Import-Embryo DANA RAE
Im November 2010 kam nach einem solchen Embryonen-Import MAC-Tochter DANA RAE auf seinem Betrieb in Gerzensee zur Welt. «Als mein Götti in einem Sommer während der Alpsaison eine Ersatzkuh suchte, gab ich ihm diese Kuh auf den Berg», erzählt der Züchter. «Dort hat sie sich total bewährt. Solche Zähigkeit und Robustheit sind für uns ein wichtiges Zuchtziel.»
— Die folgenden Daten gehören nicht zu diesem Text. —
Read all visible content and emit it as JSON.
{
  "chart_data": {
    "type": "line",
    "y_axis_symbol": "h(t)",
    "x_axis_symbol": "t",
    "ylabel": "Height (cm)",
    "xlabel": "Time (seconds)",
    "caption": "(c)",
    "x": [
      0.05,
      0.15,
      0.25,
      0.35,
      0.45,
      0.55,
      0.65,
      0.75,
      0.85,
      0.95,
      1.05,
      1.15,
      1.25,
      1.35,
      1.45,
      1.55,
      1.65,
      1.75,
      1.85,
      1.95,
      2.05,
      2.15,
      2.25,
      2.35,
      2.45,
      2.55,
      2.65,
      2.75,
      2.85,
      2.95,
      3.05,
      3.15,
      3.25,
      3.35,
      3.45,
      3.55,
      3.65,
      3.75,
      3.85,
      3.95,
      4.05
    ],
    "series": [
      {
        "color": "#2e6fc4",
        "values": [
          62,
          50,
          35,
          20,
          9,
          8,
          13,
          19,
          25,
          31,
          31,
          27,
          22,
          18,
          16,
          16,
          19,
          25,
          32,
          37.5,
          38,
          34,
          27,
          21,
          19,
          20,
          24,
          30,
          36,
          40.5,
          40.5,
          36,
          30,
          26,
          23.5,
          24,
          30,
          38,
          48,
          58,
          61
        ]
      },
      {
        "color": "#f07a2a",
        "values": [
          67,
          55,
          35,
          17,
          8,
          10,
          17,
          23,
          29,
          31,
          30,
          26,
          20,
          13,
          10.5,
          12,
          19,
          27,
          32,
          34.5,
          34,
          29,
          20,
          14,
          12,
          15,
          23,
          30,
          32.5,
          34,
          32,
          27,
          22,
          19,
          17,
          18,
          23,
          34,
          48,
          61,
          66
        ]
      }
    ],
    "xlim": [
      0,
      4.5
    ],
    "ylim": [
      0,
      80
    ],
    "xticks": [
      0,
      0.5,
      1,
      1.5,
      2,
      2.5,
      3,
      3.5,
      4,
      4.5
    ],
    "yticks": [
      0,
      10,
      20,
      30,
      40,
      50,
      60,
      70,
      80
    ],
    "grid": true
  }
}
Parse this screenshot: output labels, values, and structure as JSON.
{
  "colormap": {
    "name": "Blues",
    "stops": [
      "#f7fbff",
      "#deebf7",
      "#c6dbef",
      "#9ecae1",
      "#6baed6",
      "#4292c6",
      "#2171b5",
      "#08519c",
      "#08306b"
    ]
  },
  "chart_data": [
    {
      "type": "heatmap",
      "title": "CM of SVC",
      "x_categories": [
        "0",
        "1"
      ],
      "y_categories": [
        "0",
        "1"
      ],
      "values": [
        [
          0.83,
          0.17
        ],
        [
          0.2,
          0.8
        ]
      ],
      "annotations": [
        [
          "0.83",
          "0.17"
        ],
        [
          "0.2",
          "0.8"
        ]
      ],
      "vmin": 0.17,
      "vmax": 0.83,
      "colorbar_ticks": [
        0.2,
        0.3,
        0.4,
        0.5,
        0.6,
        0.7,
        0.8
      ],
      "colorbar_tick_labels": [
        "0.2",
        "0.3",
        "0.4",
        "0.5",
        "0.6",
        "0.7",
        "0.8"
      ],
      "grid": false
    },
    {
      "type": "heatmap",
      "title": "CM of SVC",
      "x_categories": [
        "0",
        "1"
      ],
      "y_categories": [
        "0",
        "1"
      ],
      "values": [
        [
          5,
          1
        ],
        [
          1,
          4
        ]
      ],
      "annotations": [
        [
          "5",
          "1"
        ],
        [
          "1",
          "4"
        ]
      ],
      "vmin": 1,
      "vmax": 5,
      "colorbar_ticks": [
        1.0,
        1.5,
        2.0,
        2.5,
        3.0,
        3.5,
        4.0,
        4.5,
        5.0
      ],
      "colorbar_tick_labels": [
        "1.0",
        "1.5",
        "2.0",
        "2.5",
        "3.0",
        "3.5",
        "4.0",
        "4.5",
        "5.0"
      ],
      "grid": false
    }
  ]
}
Kämpferin mit Lebenswillen
Auch DANA RAEs Tochter DALIA RAE, geboren 2014, zeigte einen solchen besonderen Lebenswillen. Im Sommer 2016 ging sie wie alle Jungtiere des Betriebs z'Alp. Hochtragend kam sie zurück auf die Herbstweide, einer Kunstwiese, und blähte eines Nachmittags massiv auf. «Kurz vor dem Ersticken stach mein Nachbar sie in einer Notfallaktion mit dem Sackmesser», erinnert sich Res. Der Tierarzt nähte sie vor Ort zu und versorgte sie mit Antibiotika. DALIA RAE erholte sich schnell und brachte kurz darauf ihr erstes Kalb zur Welt: Hänni Farms DON JUAN war damals der RF-Stier mit einem der höchsten ISETs in der Schweiz. «Es war fast ein Wunder», sagt Res.
Hohe Grundfutterleistung
«Seither hat DALIA den Tierarzt quasi nicht mehr gesehen. Sie war immer problemlos, fehlerfrei im Umgang und hatte nie eine Mastitis, Zellgehalt oder dergleichen. Sie war einfach immer eine robuste, wirtschaftliche Kuh», freut sich der Züchter, «auch an ihren Nachkommen hatten und haben wir immer Freude.» Das genetische Potenzial der gesamten Linie sei ihm besonders wichtig, betont er. «Wir sind kein Schaubetrieb, schätzen aber Ex-Kühe mit hohem ISET. Sie müssen mit unseren Bedingungen zurechtkommen: Im Sommer haben sie Weidegang und im Winter eine grundfutterbasierte Ration aus Grassilage, Mais und Emd, die wir mit maximal 1.2 Kilogramm Raps- und Sojaschrot ausgleichen. Wir setzen kein Kraftfutter ein.» DALIA RAE schloss auf dieser Basis mehrere Laktationen mit über 10.000 kg Milch ab – in 5 Laktationen produzierte sie im Schnitt 9604 kg Milch (Lebensleistung 28.0 kg / Produktionstag) mit 4.56% Fett und 3.52% Protein.
Drei erfolgreiche Runden
«Leider blieb sie seit ihrem letzten Kalb im Jahr 2022 leer», bedauert Res Hänni, «ein bis zwei Töchter hätten wir schon noch gerne von ihr gehabt.» Daher entschloss er sich im vergangenen Sommer, es doch einmal mit einer eigenen Embryoproduktion zu versuchen und nahm Kontakt mit dem Team in Ins auf. «Wir haben im August 2024 drei IVP-Runden mit DALIA RAE gemacht, die recht gut funktioniert haben», erinnert sich Tierarzt Andreas Fleisch, «je nach Anpaarung sieht man aber deutlich unterschiedliche Ergebnisse.»
Der Stier spielt eine Rolle
Das sei nicht aussergewöhnlich, betont der Fachmann. Nicht nur die Kuh beeinflusse den Erfolg einer In-vitro-Produktion. Auch der Stier spiele eine wichtige Rolle. «Wir beraten die Züchter diesbezüglich, und wenn wir mit einem Stier bereits schlechte Erfahrungen gemacht haben, raten wir von dessen Einsatz eher ab.» Bei den Holsteins profitiere man dabei von der grossen Datenbank der Swissgenetics-Partner bei Boviteq. Hier könne man nachschauen, wie gut ein Stier anderswo schon funktioniert hat. Je nachdem, wie risikofreudig der Besitzer der Spenderin sei, könne er so den sicheren oder eher den gewagteren Weg gehen. «Am Ende entscheidet selbstverständlich nur er, welcher Stier eingesetzt wird – und natürlich kann das Resultat auch alle Prophezeiungen übertreffen», so Andreas.